Family and community foundations that want to engage youth in grantmaking need to adapt to  a new generation of kids, many of whom have already gone digital with their philanthropy. Dubbed the “Always On” Generation, today’s young people have discovered they can do good in the world without going through the usual channels of their counterparts even a decade ago. And their attitudes about how to make change are different, too.

Attendees at a recent AdNet Conference in San Diego–for community foundation advancement officers—tackled this in a session at which I spoke along with Annie Hernandez, director of Youth Philanthropy Connect for the Frieda C. Fox Family Foundation; Katie Marcus Reker, a former Fox Junior Board member and now a foundation trustee; and Aaron Robertson, grantmaking and community leadership associate with the Seattle Foundation where he leads their youth grantmaking board.

In researching a new book about raising giving children in a digital age, I’ve discovered just how profoundly technology has changed the lives of today’s young people. In 2010, a study found that more four-year-olds knew how to down load an app than tie their shoes. And that was three years ago, ancient history by today’s technology standards! Today more than three-fourths of kids 12 to 17 have cellphones, and half of those are smart phones. Just like adults, kids are walking around with the Internet in the palms of their hands.

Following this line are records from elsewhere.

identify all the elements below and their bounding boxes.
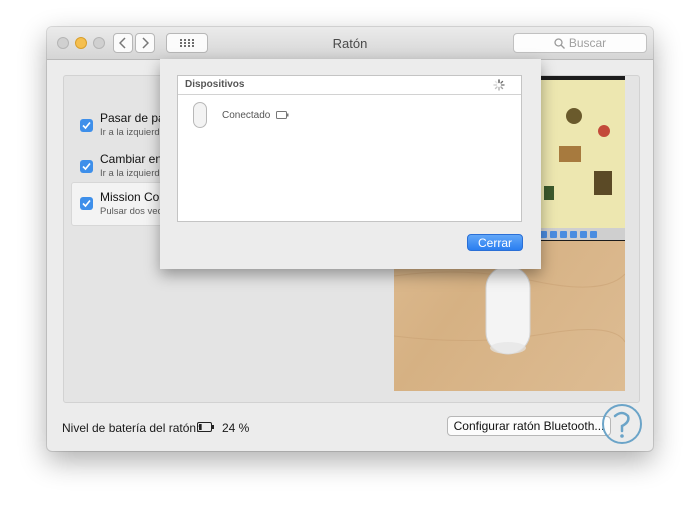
search-field[interactable]: Buscar bbox=[513, 33, 647, 53]
device-row[interactable]: Conectado bbox=[178, 95, 521, 135]
option-subtitle: Pulsar dos vec bbox=[100, 206, 163, 217]
swipe-pages-checkbox[interactable] bbox=[80, 119, 93, 132]
configure-bluetooth-mouse-button[interactable]: Configurar ratón Bluetooth... bbox=[447, 416, 611, 436]
checkmark-icon bbox=[82, 199, 91, 208]
devices-header-label: Dispositivos bbox=[185, 79, 245, 90]
close-button[interactable]: Cerrar bbox=[467, 234, 523, 251]
option-subtitle: Ir a la izquierd bbox=[100, 168, 160, 179]
battery-value: 24 % bbox=[222, 421, 250, 435]
option-subtitle: Ir a la izquierd bbox=[100, 127, 160, 138]
device-status: Conectado bbox=[222, 110, 271, 121]
checkmark-icon bbox=[82, 121, 91, 130]
logo-icon bbox=[602, 404, 642, 444]
devices-sheet: Dispositivos Conectado Cerrar bbox=[160, 59, 541, 269]
search-icon bbox=[554, 37, 565, 49]
mouse-icon bbox=[193, 102, 207, 128]
devices-header: Dispositivos bbox=[178, 76, 521, 95]
mission-control-checkbox[interactable] bbox=[80, 197, 93, 210]
checkmark-icon bbox=[82, 162, 91, 171]
option-title: Cambiar ent bbox=[100, 152, 166, 166]
switch-apps-checkbox[interactable] bbox=[80, 160, 93, 173]
option-title: Mission Con bbox=[100, 190, 167, 204]
battery-label: Nivel de batería del ratón: bbox=[62, 421, 200, 435]
option-title: Pasar de pá bbox=[100, 111, 165, 125]
battery-icon bbox=[276, 111, 289, 119]
spinner-icon bbox=[493, 79, 505, 91]
title-bar: Ratón Buscar bbox=[47, 27, 653, 60]
search-placeholder: Buscar bbox=[568, 36, 607, 50]
devices-list: Dispositivos Conectado bbox=[177, 75, 522, 222]
battery-icon bbox=[197, 422, 214, 432]
mouse-icon bbox=[485, 265, 531, 355]
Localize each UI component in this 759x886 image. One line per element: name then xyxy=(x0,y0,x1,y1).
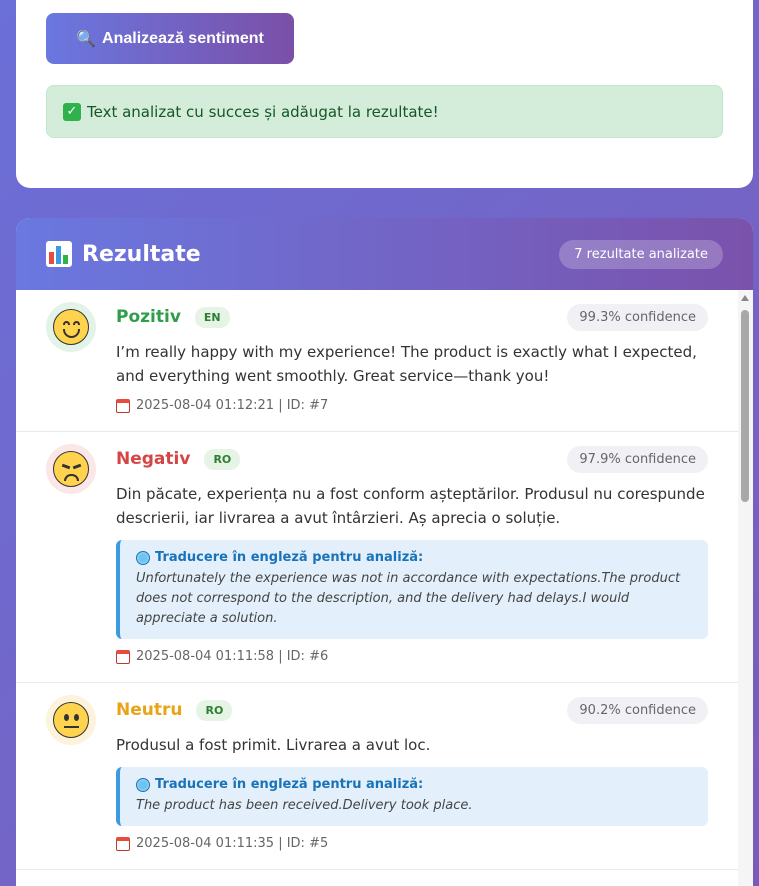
globe-icon xyxy=(136,777,150,792)
neutral-face-icon xyxy=(53,702,89,738)
translation-text: Unfortunately the experience was not in … xyxy=(136,571,681,626)
translation-title: Traducere în engleză pentru analiză: xyxy=(136,777,692,792)
sentiment-label: Pozitiv xyxy=(116,307,181,327)
globe-icon xyxy=(136,550,150,565)
calendar-icon xyxy=(116,649,130,664)
translation-title-text: Traducere în engleză pentru analiză: xyxy=(155,777,424,792)
results-panel: Rezultate 7 rezultate analizate Pozitiv … xyxy=(16,218,753,886)
sentiment-face xyxy=(46,302,96,352)
result-item: Neutru RO 90.2% confidence Produsul a fo… xyxy=(16,683,738,870)
calendar-icon xyxy=(116,398,130,413)
analysis-form-card: 🔍 Analizează sentiment ✓ Text analizat c… xyxy=(16,0,753,188)
result-meta: 2025-08-04 01:11:35 | ID: #5 xyxy=(116,836,708,851)
sentiment-face xyxy=(46,444,96,494)
result-meta: 2025-08-04 01:12:21 | ID: #7 xyxy=(116,398,708,413)
translation-title-text: Traducere în engleză pentru analiză: xyxy=(155,550,424,565)
analyze-sentiment-button[interactable]: 🔍 Analizează sentiment xyxy=(46,13,294,64)
language-badge: RO xyxy=(204,448,241,470)
check-icon: ✓ xyxy=(63,102,81,121)
timestamp-id: 2025-08-04 01:11:58 | ID: #6 xyxy=(136,649,329,664)
timestamp-id: 2025-08-04 01:12:21 | ID: #7 xyxy=(136,398,329,413)
timestamp-id: 2025-08-04 01:11:35 | ID: #5 xyxy=(136,836,329,851)
sentiment-face xyxy=(46,695,96,745)
result-meta: 2025-08-04 01:11:58 | ID: #6 xyxy=(116,649,708,664)
language-badge: EN xyxy=(194,306,230,328)
results-title-text: Rezultate xyxy=(82,241,201,267)
analyzed-text: I’m really happy with my experience! The… xyxy=(116,343,697,385)
confidence-badge: 99.3% confidence xyxy=(567,303,708,331)
sad-face-icon xyxy=(53,451,89,487)
translation-box: Traducere în engleză pentru analiză: Unf… xyxy=(116,540,708,639)
results-title: Rezultate xyxy=(46,241,201,267)
analyzed-text: Din păcate, experiența nu a fost conform… xyxy=(116,485,705,527)
sentiment-label: Negativ xyxy=(116,449,191,469)
smiling-face-icon xyxy=(53,309,89,345)
analyzed-text: Produsul a fost primit. Livrarea a avut … xyxy=(116,736,431,754)
sentiment-label: Neutru xyxy=(116,700,183,720)
confidence-badge: 90.2% confidence xyxy=(567,696,708,724)
calendar-icon xyxy=(116,836,130,851)
search-icon: 🔍 xyxy=(76,30,97,48)
results-scrollbar[interactable] xyxy=(738,290,753,886)
result-item: Pozitiv EN 99.3% confidence I’m really h… xyxy=(16,290,738,432)
translation-box: Traducere în engleză pentru analiză: The… xyxy=(116,767,708,826)
confidence-badge: 97.9% confidence xyxy=(567,445,708,473)
results-header: Rezultate 7 rezultate analizate xyxy=(16,218,753,290)
result-item: Negativ RO 97.9% confidence Din păcate, … xyxy=(16,432,738,683)
scroll-up-arrow-icon[interactable] xyxy=(741,295,749,301)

Technology can be a helpful tool for kids’ philanthropy. Through websites and social media, they can learn about the needs of people globally as well as locally. They can connect with like-minded individuals working on solutions. They can raise money from their friends for their favorite causes, instantly text donations for disaster relief, advocate for change by signing online petitions, donate to a crowd-sourcing effort to fund a social change project, and even make micro-loans to people on the other side of the globe.

Beyond technology, there are other key differences in the way today’s young people approach philanthropy. Unlike previous generations, they are more focused on supporting causes rather than institutions. If they are passionate about protecting animals or the environment, for example, they will search out organizations to work with or they’ll create their own project. They don’t want to be passive and just send money to an organization. They want to be more directly involved and use all their resources, such as tapping their online networks to share the organization’s work. They want to be part of the solution.

So what does this mean for foundations looking to engage youth in grantmaking? Despite the digital world kids are growing up in, most still want hand-on experiences, especially with peers. Next generation grantmaking boards serve that need. For a family foundation, such boards are a way to train future board members and also engage youth early so they’ll be more be interested in carrying on the family’s philanthropy as adults. Community foundation youth boards are a popular way to engage donors children. For example, the Seattle Foundation’s youth board has 15 to 20 high-schoolers, some—but not all—donors’ children.

It was because the youth of the Fox Foundation board wanted to learn from their peers on other next gen boards that Youth Philanthropy Connect was born. This youth led conference is held annually in California, for 8 to 21 year-olds. 

From their experiences working with youth boards, my fellow panelists offered these tips:

  • Ground the work in mission and values.
  • Involve the youth in creating or implementing a grantmaking board, and keep listening to them.
  • Balance opportunity with obligation–parents shouldn’t pressure unwilling kids to serve on a next gen board.
  • Incorporate hands-on grantmaking, through site visits and/or volunteering so kids can see their impact.
  • Don’t underestimate young people—trust them and respect their abilities.
  • Don’t forget to inject an element of fun!